Préparez vos mouchoirs !
Le sujet de ce film, mélodrame larmoyant très efficace et qui s'assume pleinement, est on ne peut plus classique et évoque le brillantissime
Vivre de Kurosawa : un homme en pleine force de l'âge apprend qu'il mourra d'un cancer dans 6 mois... Refusant tout traitement et préférant éviter l'acharnement thérapeutique, il va petit à petit détisser tous les liens patiemment construits avec d'autres êtres humains, des liens positifs ou négatifs avec des personnes proches ou perdues de vue : il retrouve par exemple son premier amour de jeunesse à qui il n'avait jamais osé lui avouer ses sentiments, son ami de lycée avec qui il s'était fâché,... Le film se recentre ensuite sur la cellule familiale, aux petits soins jusqu'à son dernier souffle. Derniers secrets, derniers regrets.
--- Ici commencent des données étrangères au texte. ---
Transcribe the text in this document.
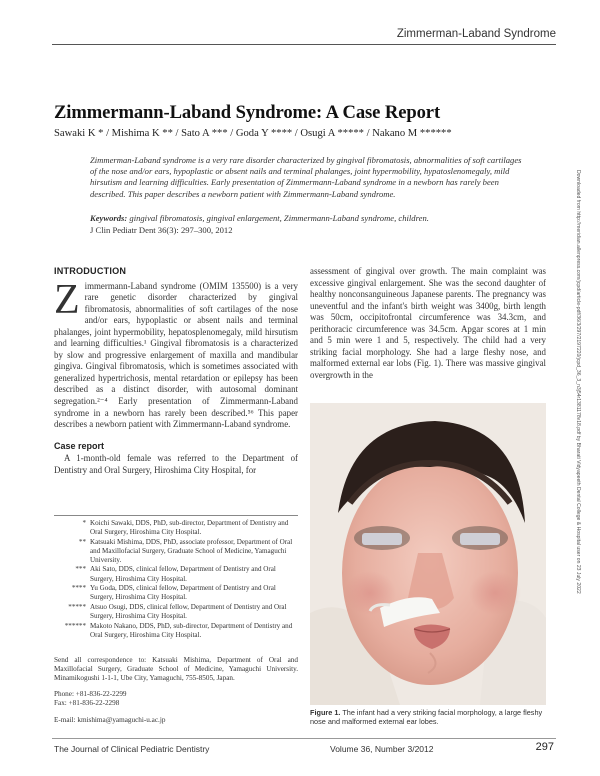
Zimmerman-Laband Syndrome
Zimmermann-Laband Syndrome: A Case Report
Sawaki K * / Mishima K ** / Sato A *** / Goda Y **** / Osugi A ***** / Nakano M ******

Zimmerman-Laband syndrome is a very rare disorder characterized by gingival fibromatosis, abnormalities of soft cartilages of the nose and/or ears, hypoplastic or absent nails and terminal phalanges, joint hypermobility, hypatoslenomegaly, mild hirsutism and learning difficulties. Early presentation of Zimmermann-Laband syndrome in a newborn has rarely been described. This paper describes a newborn patient with Zimmermann-Laband syndrome.

Keywords: gingival fibromatosis, gingival enlargement, Zimmermann-Laband syndrome, children.

J Clin Pediatr Dent 36(3): 297–300, 2012	Downloaded from http://meridian.allenpress.com/jcpd/article-pdf/36/3/297/2197220/jcpd_36_3_n3j54r1381178v18.pdf by Bharati Vidyapeeth Dental College & Hospital user on 23 July 2022
INTRODUCTION

Zimmermann-Laband syndrome (OMIM 135500) is a very rare genetic disorder characterized by gingival fibromatosis, abnormalities of soft cartilages of the nose and/or ears, hypoplastic or absent nails and terminal phalanges, joint hypermobility, hepatosplenomegaly, mild hirsutism and learning difficulties.¹ Gingival fibromatosis is a characterized by slow and progressive enlargement of maxilla and mandibular gingiva. Gingival fibromatosis, which is sometimes associated with generalized hypertrichosis, mental retardation or epilepsy has been described as a distinct disorder, with autosomal dominant segregation.²⁻⁴ Early presentation of Zimmermann-Laband syndrome in a newborn has rarely been described.⁵⁶ This paper describes a newborn patient with Zimmermann-Laband syndrome.

Case report

A 1-month-old female was referred to the Department of Dentistry and Oral Surgery, Hiroshima City Hospital, for

* Koichi Sawaki, DDS, PhD, sub-director, Department of Dentistry and Oral Surgery, Hiroshima City Hospital.
** Katsuaki Mishima, DDS, PhD, associate professor, Department of Oral and Maxillofacial Surgery, Graduate School of Medicine, Yamaguchi University.
*** Aki Sato, DDS, clinical fellow, Department of Dentistry and Oral Surgery, Hiroshima City Hospital.
**** Yu Goda, DDS, clinical fellow, Department of Dentistry and Oral Surgery, Hiroshima City Hospital.
***** Atsuo Osugi, DDS, clinical fellow, Department of Dentistry and Oral Surgery, Hiroshima City Hospital.
****** Makoto Nakano, DDS, PhD, sub-director, Department of Dentistry and Oral Surgery, Hiroshima City Hospital.

Send all correspondence to: Katsuaki Mishima, Department of Oral and Maxillofacial Surgery, Graduate School of Medicine, Yamaguchi University. Minamikogushi 1-1-1, Ube City, Yamaguchi, 755-8505, Japan.

Phone: +81-836-22-2299
Fax: +81-836-22-2298
E-mail: kmishima@yamaguchi-u.ac.jp

assessment of gingival over growth. The main complaint was excessive gingival enlargement. She was the second daughter of healthy nonconsanguineous Japanese parents. The pregnancy was uneventful and the infant's birth weight was 3400g, birth length was 50cm, occipitofrontal circumference was 34.3cm, and perithoracic circumference was 34.5cm. Apgar scores at 1 min and 5 min were 1 and 5, respectively. The child had a very striking facial morphology. She had a large fleshy nose, and malformed external ear lobs (Fig. 1). There was massive gingival overgrowth in the

Figure 1. The infant had a very striking facial morphology, a large fleshy nose and malformed external ear lobes.

The Journal of Clinical Pediatric Dentistry	Volume 36, Number 3/2012	297
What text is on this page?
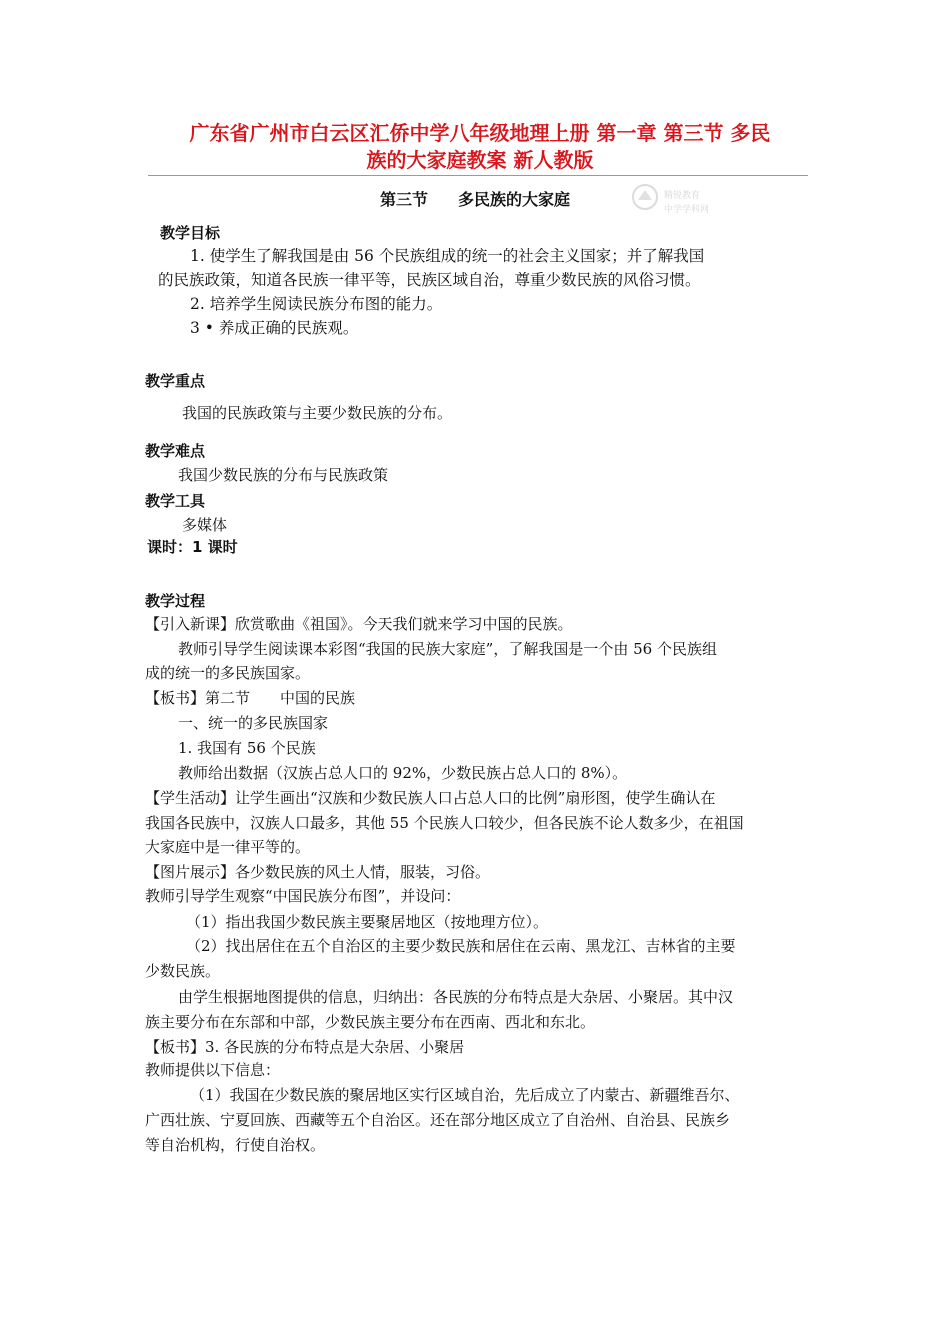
广东省广州市白云区汇侨中学八年级地理上册 第一章 第三节 多民
族的大家庭教案 新人教版
精锐教育
中学学科网
第三节 多民族的大家庭
教学目标
1. 使学生了解我国是由 56 个民族组成的统一的社会主义国家；并了解我国
的民族政策，知道各民族一律平等，民族区域自治，尊重少数民族的风俗习惯。
2. 培养学生阅读民族分布图的能力。
3 • 养成正确的民族观。
教学重点
我国的民族政策与主要少数民族的分布。
教学难点
我国少数民族的分布与民族政策
教学工具
多媒体
课时：1 课时
教学过程
【引入新课】欣赏歌曲《祖国》。今天我们就来学习中国的民族。
教师引导学生阅读课本彩图“我国的民族大家庭”，了解我国是一个由 56 个民族组
成的统一的多民族国家。
【板书】第二节　　中国的民族
一、统一的多民族国家
1. 我国有 56 个民族
教师给出数据（汉族占总人口的 92%，少数民族占总人口的 8%）。
【学生活动】让学生画出“汉族和少数民族人口占总人口的比例”扇形图，使学生确认在
我国各民族中，汉族人口最多，其他 55 个民族人口较少，但各民族不论人数多少，在祖国
大家庭中是一律平等的。
【图片展示】各少数民族的风土人情，服装，习俗。
教师引导学生观察“中国民族分布图”，并设问：
（1）指出我国少数民族主要聚居地区（按地理方位）。
（2）找出居住在五个自治区的主要少数民族和居住在云南、黑龙江、吉林省的主要
少数民族。
由学生根据地图提供的信息，归纳出：各民族的分布特点是大杂居、小聚居。其中汉
族主要分布在东部和中部，少数民族主要分布在西南、西北和东北。
【板书】3. 各民族的分布特点是大杂居、小聚居
教师提供以下信息：
（1）我国在少数民族的聚居地区实行区域自治，先后成立了内蒙古、新疆维吾尔、
广西壮族、宁夏回族、西藏等五个自治区。还在部分地区成立了自治州、自治县、民族乡
等自治机构，行使自治权。
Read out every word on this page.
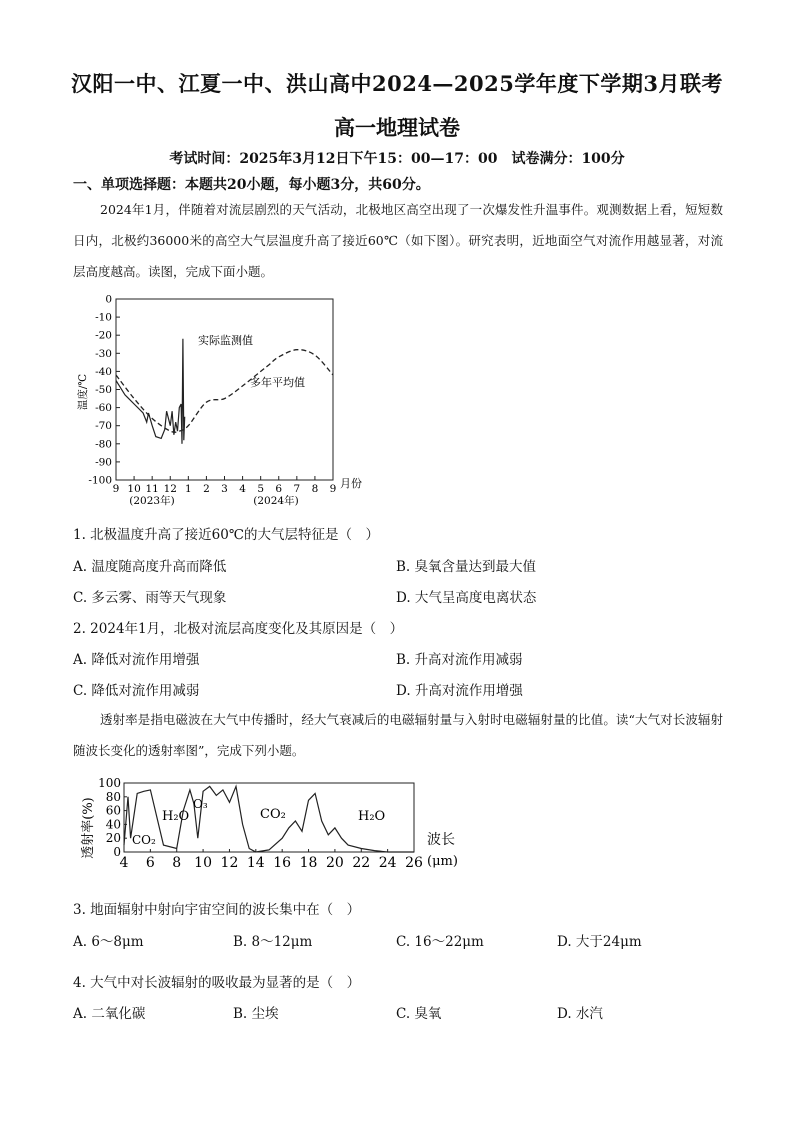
汉阳一中、江夏一中、洪山高中2024—2025学年度下学期3月联考
高一地理试卷
考试时间：2025年3月12日下午15：00—17：00　试卷满分：100分
一、单项选择题：本题共20小题，每小题3分，共60分。
2024年1月，伴随着对流层剧烈的天气活动，北极地区高空出现了一次爆发性升温事件。观测数据上看，短短数日内，北极约36000米的高空大气层温度升高了接近60℃（如下图）。研究表明，近地面空气对流作用越显著，对流层高度越高。读图，完成下面小题。
0
-10
-20
-30
-40
-50
-60
-70
-80
-90
-100
9 10 11 12 1 2 3 4 5 6 7 8 9
温度/℃
月份
(2023年)	(2024年)
实际监测值
多年平均值
1. 北极温度升高了接近60℃的大气层特征是（　）
A. 温度随高度升高而降低	B. 臭氧含量达到最大值
C. 多云雾、雨等天气现象	D. 大气呈高度电离状态
2. 2024年1月，北极对流层高度变化及其原因是（　）
A. 降低对流作用增强	B. 升高对流作用减弱
C. 降低对流作用减弱	D. 升高对流作用增强
透射率是指电磁波在大气中传播时，经大气衰减后的电磁辐射量与入射时电磁辐射量的比值。读“大气对长波辐射随波长变化的透射率图”，完成下列小题。
100
80
60
40
20
0
4 6 8 10 12 14 16 18 20 22 24 26
透射率(%)	CO₂
H₂O
O₃
CO₂	H₂O
波长
(μm)
3. 地面辐射中射向宇宙空间的波长集中在（　）
A. 6～8μm	B. 8～12μm	C. 16～22μm	D. 大于24μm
4. 大气中对长波辐射的吸收最为显著的是（　）
A. 二氧化碳	B. 尘埃	C. 臭氧	D. 水汽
Sans surprise, mais une oeuvre sensible qui fait réfléchir au sens de la vie.
Noyade lacrymale
Sans conférer pour autant un quelconque intérêt à son film, le traitement adopté par Isaka Satochi évite déjà - en partie tout du moins - de le rendre totalement insupportable. Dès lors, restent une mise en scène proprette mais exaspérente de conformisme, et des acteurs ne parvenant malheureusement pas à sauver l'ensemble de la noyade.